Мало-по-малу рыданія мои все же утихли. Я сидѣлъ, время отъ времени вздрагивая и безсмысленно глядя передъ собою, прямо на оскаленные зубы скелета.
Тиммерманы, вѣрно, убѣдились, что увѣщанія ихъ подѣйствовали и, разрѣшивъ мнѣ остаться этотъ часъ здѣсь, въ комнатѣ, чтобы окончательно успокоиться, оба они вышли и заперли за собою дверь.
Я остался одинъ съ неотвязной, какъ камень давившей мыслью, что все кончено, что я покинутъ, такъ же покинутъ, какъ Алексѣевъ. Теперь ужъ не было слезъ, оставалась безысходная тоска, и холодъ, мучительный внутренній холодъ совсѣмъ леденилъ меня. Я сидѣлъ неподвижно, уныло опустивъ голову, и все глядѣлъ на зубы скелета.
VI
Когда я окончательно пришелъ въ себя и понялъ, что судьба моя совершилась, я вдругъ какъ-то весь внутренно встряхнулся. Слезы мои высохли. Я рѣшился терпѣливо выносить все, а главное, никому не показывать виду, что мнѣ такъ тяжело, такъ тоскливо, такъ больно. Мнѣ даже стыдно стало за малодушіе, за то, что я не удержался и такъ плакалъ, а главное — передъ Тиммерманомъ и его женою.

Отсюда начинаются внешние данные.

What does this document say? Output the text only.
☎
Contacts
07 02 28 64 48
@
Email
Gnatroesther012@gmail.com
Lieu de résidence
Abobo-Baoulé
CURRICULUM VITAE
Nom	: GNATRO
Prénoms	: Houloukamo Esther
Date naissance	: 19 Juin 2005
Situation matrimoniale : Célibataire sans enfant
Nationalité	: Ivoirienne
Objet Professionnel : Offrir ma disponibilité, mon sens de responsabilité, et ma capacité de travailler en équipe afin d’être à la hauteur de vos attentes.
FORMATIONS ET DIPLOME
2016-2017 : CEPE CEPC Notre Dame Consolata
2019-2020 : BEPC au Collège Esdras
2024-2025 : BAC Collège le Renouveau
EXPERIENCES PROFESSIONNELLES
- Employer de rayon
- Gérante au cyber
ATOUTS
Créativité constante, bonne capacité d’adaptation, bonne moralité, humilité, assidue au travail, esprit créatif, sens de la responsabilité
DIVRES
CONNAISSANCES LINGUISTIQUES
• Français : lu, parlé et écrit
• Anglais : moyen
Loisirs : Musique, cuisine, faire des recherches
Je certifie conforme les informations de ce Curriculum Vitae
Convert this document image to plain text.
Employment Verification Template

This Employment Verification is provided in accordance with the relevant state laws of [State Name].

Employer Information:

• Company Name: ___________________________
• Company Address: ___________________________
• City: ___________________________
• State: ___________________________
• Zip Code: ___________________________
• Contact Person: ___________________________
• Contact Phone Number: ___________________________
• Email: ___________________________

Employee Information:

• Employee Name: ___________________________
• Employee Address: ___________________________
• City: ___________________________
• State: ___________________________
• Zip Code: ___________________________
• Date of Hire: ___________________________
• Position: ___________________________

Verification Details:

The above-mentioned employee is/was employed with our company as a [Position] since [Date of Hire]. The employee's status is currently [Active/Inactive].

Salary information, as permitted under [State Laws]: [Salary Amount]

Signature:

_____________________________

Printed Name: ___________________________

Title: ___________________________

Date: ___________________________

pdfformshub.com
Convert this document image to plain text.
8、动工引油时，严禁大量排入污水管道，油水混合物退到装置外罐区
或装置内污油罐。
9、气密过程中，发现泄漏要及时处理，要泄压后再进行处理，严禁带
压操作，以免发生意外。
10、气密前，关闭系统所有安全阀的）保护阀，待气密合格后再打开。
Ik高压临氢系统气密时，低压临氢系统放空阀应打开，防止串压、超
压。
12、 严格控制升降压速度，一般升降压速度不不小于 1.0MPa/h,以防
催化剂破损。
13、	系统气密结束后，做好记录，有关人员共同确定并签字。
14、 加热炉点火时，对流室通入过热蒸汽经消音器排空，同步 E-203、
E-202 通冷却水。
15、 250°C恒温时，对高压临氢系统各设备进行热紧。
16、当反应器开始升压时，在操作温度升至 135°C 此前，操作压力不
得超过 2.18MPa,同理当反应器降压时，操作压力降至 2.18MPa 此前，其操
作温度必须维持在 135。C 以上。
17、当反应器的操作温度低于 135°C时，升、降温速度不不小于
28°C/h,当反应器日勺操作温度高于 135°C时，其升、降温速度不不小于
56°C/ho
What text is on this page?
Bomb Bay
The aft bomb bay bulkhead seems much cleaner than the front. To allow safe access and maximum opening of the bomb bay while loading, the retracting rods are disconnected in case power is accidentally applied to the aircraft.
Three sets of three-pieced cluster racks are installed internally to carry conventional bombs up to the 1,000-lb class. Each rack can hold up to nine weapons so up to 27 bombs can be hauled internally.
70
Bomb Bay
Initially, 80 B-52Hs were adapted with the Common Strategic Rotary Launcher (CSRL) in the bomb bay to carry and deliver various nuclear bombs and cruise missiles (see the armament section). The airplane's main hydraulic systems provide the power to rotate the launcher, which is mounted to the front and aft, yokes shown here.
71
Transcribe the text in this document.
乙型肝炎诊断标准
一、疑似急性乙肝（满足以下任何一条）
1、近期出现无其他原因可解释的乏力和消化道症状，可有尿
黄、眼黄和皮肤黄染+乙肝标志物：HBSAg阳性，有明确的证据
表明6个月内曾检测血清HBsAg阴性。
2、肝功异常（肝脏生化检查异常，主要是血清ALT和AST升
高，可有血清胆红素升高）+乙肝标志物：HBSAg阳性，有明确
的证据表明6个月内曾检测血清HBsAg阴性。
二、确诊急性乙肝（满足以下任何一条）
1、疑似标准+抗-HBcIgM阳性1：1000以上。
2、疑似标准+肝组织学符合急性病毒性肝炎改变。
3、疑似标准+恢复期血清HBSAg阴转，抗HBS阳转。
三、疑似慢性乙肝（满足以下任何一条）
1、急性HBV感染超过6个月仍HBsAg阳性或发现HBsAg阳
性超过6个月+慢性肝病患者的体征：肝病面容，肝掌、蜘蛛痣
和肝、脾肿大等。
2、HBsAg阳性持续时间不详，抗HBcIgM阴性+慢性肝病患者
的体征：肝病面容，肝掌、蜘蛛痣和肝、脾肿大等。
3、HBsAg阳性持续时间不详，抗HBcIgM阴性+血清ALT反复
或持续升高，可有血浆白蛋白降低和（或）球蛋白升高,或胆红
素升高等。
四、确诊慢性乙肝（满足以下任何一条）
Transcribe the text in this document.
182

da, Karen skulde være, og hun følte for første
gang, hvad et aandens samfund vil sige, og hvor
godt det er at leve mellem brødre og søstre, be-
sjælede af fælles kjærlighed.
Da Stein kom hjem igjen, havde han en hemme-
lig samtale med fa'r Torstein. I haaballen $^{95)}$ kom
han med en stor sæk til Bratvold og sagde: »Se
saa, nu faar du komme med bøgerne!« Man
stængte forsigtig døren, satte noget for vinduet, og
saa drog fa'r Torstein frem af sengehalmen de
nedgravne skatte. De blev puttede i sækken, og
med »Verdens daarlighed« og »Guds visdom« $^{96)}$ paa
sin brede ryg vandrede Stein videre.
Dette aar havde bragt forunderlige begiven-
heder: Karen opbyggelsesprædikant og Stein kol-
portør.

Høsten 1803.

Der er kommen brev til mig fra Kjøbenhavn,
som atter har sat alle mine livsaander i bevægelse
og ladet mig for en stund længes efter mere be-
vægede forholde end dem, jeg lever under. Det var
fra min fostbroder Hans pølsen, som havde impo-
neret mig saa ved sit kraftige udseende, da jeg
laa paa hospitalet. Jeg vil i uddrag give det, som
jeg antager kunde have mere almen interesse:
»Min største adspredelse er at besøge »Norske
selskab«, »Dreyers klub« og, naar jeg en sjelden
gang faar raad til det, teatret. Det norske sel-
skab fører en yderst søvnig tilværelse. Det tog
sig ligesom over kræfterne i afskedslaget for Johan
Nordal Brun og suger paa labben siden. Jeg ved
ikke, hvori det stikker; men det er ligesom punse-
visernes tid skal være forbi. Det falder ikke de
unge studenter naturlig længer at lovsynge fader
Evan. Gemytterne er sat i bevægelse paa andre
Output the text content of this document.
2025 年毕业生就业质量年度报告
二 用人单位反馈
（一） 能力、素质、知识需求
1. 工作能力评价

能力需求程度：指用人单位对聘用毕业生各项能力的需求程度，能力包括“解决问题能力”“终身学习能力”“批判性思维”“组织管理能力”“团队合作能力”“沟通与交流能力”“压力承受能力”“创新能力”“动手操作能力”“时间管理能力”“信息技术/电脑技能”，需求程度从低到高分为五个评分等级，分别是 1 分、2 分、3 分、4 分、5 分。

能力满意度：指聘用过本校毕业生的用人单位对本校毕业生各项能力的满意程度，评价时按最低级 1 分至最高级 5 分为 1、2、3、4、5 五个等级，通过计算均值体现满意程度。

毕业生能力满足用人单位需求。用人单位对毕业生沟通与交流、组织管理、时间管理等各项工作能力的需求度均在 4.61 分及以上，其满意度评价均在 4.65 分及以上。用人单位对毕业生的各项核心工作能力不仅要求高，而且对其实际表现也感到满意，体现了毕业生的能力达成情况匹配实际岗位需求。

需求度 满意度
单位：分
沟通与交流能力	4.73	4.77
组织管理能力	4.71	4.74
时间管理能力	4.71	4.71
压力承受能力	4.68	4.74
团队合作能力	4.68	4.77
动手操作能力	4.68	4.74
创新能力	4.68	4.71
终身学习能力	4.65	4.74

Я вернулся въ классъ и началъ упорную борьбу со своими мыслями и чувствами. Вотъ эти мысли и чувства увлекаютъ меня туда, домой, за матерью… Но я сейчасъ же ихъ останавливалъ, напрягалъ всѣ усилія воли, заставлялъ себя видѣть, слышать и понимать окружающее и даже имъ интересоваться. Это было мнѣ очень, очень трудно, но я все же продолжалъ бороться…
Наконецъ, въ этотъ же день, мнѣ помогли обстоятельства — Тиммерманъ далъ мнѣ первый урокъ латинскаго языка. Пришлось напрячь все свое вниманіе и приняться уже за новую, тоже очень трудную борьбу. Во второмъ классѣ (куда по своимъ познаніямъ я былъ принятъ) латинскій языкъ преподавался, такъ сказать, на нѣмецкомъ языкѣ, то-есть всѣ объясненія грамматическихъ правилъ и переводы дѣлались по-нѣмецки. Тиммерманъ не захотѣлъ принять въ разсчетъ, что я нѣмецкаго языка почти не зналъ, и мнѣ пришлось справляться съ довольно сложной задачей изучать незнакомый языкъ посредствомъ незнакомаго же языка.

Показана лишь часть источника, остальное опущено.